ASB chief economist Nick Tuffley says every RBNZ meeting from now on will be conceivably ‘live’ and there could be cuts of 75bp by the end of the year. 

Even if there is not a cut next month, the bank expects 25bp OCR cuts in both October and November as core inflation cools for both imported and domestic measures.

“A 25bp cut in November is the bare minimum of what the RBNZ needs to deliver over the rest of the year, Tuffley says.

He says importantly, the sequence of data revisions is now downwards.

“The various core inflation measures – including in the RBNZ’s sectoral factor model – have fallen noticeably.

“These developments give us confidence that inflation pressures are falling fast enough that the RBNZ doesn’t need to wait for the release of the third quarter CPI data.”

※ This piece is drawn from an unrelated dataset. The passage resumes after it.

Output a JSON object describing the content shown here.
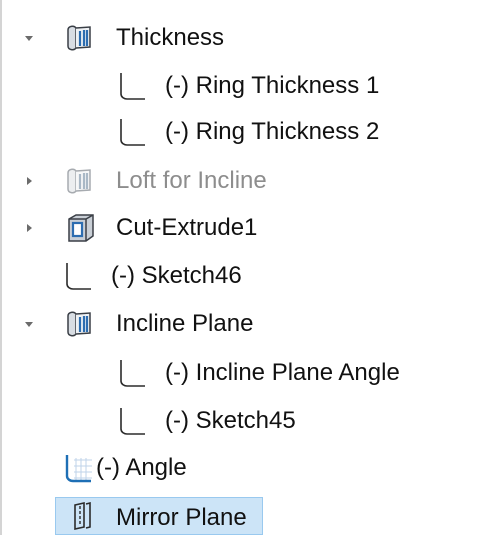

Ahead of the RBNZ’s October meeting, Tuffley says the central bank will have the benefit of a couple of months of selected price indices, second quarter GDP, which is shaping up to be weak, the next NZIER Quarterly Survey of Business Opinion, and an early take on the extent to which consumer spending fares with the benefit of the impending tax cuts.

“Collectively we expect the run of data to switch the RBNZ’s risk of regret from that of easing too quickly – running the risk of inflation settling above 3% – to the regret from keeping monetary conditions too tight for too long and the associated economic costs this will bring.”

The heavy lifting of cooling inflation was done by imported prices as the pandemic premium on prices unwinds, the ASB says.

Domestic inflation has been slower to cool but is partly reflective of cost driven influences that monetary policy should seek to look through.

Stripping out some of these cost increases suggests annual underlying CPI inflation is already well below 3%, and it looks set to continue to cool.

Tuffley does not expect these higher costs to trigger a resurgence of wage and pricing pressures in the existing environment.

“This increases our confidence that core inflation will settle in the 1-3% target range, even with some modest OCR cuts.”